About that time I seen the stagecoach fogging it down the road from the east in a cloud of dust, so I saddled Cap'n Kidd and left old Bill gorging deer meat and prophecying disaster and damnation, and I rode into War Paint just as the stage pulled up at the stand, which was also the post office and a saloon.
They was three passengers, and none of 'em was tenderfeet. Two was big hard-looking fellows, and t'other'n was a wiry oldish kind of a bird with red whiskers, so I knowed right off it was Uncle Esau Grimes. They was going into the saloon as I dismounted, the big men first, and the older fellow follering them. I touched him on the shoulder and he whirled most amazing quick with a gun in his hand, and he looked at me very suspicious, and said: "What you want?"
"I'm Breckinridge Elkins," I said. "I want you to come with me. I recognized you as soon as I seen you—"
I then got a awful surprise, but not as awful as it would have been if pap hadn't warned me that Uncle Esau was peculiar. He hollered: "Bill! Jim! Help!" and swung his six-shooter against my head with all his might.
Them two fellows whirled and their hands streaked for their guns, so I knocked Uncle Esau flat to keep him from getting hit by a stray slug, and shot one of them through the shoulder before he could unlimber his artillery. The other'n grazed my neck with a bullet, so I perforated him in the arm and again in the hind laig and he fell down across the other'n. I was careful not to shoot 'em in no vital parts, because I seen they was friends of Uncle Esau; but when guns is being drawn it ain't no time to argue or explain.

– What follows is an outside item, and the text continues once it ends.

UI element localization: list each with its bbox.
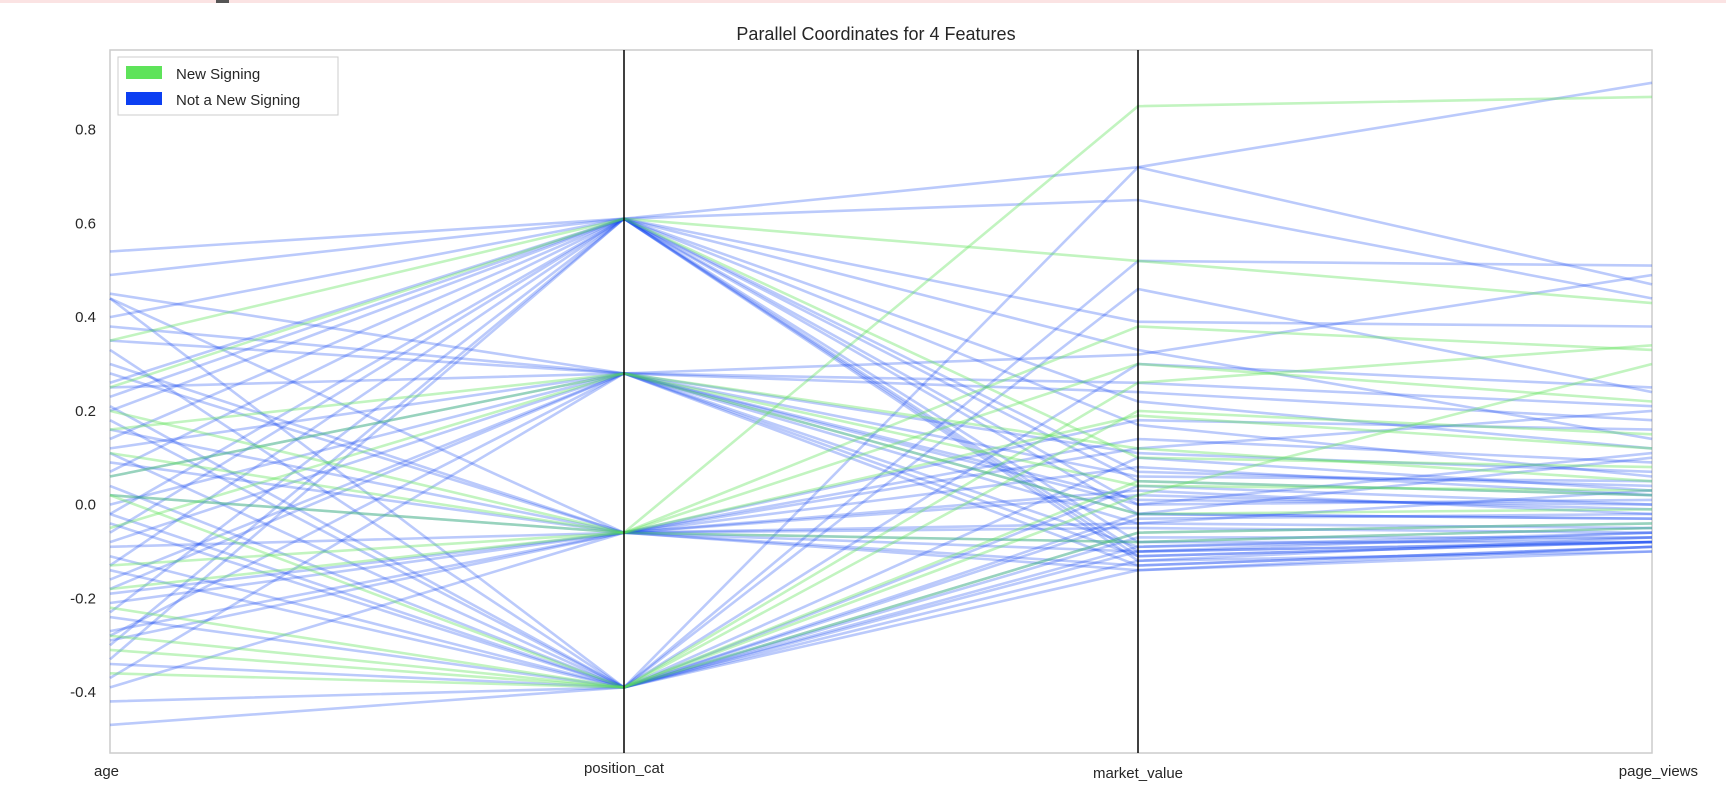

Men was hollering and running out of saloons, and I stooped and started to lift Uncle Esau, who was kind of groggy because he'd hit his head against a hitching post. He was crawling around on his all-fours cussing something terrible, and trying to find his gun which he'd dropped. When I laid hold on him he commenced biting and kicking and hollering, and I said: "Don't ack like that, Uncle Esau. Here comes a lot of fellers, and the sheriff may be here any minute and 'rest me for shootin' them idjits. We got to get goin'. Pap's waitin' for you, up on Bear Creek."
But he just fit that much harder and hollered that much louder, so I scooped him up bodily and jumped onto Cap'n Kidd and throwed Uncle Esau face- down across the saddle-bow, and headed for the hills. A lot of men yelled at me to stop, and some of 'em started shooting at me, but I give no heed.